Iizuki‭ wrote about 1 year ago

Yes, a reverse proxy is a good idea, but this doesn't really address the architectural dilemma of the service behind it.

An interesting thought: A reverse proxy can be remarkably similar to the web server in path 1. You could say that it's just a difference of protocol (HTTP or e.g. CGI). But as you say, there are features like load balancing which definitely break the symmetry.

jmathew‭ wrote about 1 year ago

I think your thought answers the architectural dilemma if I'm understanding what you mean by dilemma correctly.

Your application server needs to communicate somehow and why not HTTP? It creates a nice developer experience locally since you can talk to it using HTTP tools which are abundant and when things get too serious its easy enough to put it behind something more capable. There's overlap, but in the way a chef's services overlap a home cook's.

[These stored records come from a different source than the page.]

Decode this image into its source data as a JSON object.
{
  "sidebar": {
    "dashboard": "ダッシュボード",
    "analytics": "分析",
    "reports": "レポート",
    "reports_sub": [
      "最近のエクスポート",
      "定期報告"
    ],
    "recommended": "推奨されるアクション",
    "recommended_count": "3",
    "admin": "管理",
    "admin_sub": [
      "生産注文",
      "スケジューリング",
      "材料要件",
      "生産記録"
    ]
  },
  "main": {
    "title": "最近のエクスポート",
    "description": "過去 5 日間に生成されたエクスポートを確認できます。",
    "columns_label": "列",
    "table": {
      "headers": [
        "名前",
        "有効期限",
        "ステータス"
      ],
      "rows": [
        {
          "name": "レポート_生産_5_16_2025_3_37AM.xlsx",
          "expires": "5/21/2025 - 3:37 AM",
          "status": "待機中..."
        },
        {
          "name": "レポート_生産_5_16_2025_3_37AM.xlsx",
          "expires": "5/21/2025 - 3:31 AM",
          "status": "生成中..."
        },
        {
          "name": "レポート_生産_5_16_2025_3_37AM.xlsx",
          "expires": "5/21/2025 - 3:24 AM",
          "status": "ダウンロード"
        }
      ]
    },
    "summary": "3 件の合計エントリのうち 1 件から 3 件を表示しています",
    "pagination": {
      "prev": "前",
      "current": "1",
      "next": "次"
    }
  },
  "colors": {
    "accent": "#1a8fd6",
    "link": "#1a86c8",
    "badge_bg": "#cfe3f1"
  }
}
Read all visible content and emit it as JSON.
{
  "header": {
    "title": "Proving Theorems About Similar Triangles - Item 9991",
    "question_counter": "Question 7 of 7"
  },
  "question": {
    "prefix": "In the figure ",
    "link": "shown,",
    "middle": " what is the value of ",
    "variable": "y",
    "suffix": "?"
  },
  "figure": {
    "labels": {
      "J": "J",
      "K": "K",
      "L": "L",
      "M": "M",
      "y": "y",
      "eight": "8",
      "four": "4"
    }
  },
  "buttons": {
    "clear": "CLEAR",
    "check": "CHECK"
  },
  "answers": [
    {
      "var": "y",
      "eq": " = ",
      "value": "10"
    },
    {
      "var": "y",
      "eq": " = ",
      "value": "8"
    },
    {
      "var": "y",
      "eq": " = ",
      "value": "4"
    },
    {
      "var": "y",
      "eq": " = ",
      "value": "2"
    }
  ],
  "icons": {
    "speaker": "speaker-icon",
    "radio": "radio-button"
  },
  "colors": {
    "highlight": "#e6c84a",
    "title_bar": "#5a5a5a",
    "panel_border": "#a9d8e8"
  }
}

As another example, pgpool sits in front of postgres servers even though postgres can handle direct connections; except its very easy to exhaust the total number of connections if you connect directly without your applications being careful. Pgpool removes that burden from applications. Not being able to connect at all without Pgpool would be a bad experience, but fully baking in pgpool wouldnt make sense when you have multiple dbs behind the same pgpool instance.

Iizuki‭ wrote about 1 year ago

So you hold that there's no point in working with gateway protocols (CGI etc.), if you anyway have a reverse proxy in front (and your tooling doesn't force you to do so)?

jmathew‭ wrote about 1 year ago

Yes, if you have alternatives, don't directly using gateway protocols. However, its not about the reverse proxy sitting in front so much as how limiting working with something like FastCGI in general will be compared to a framework that communicates via an HTTP server.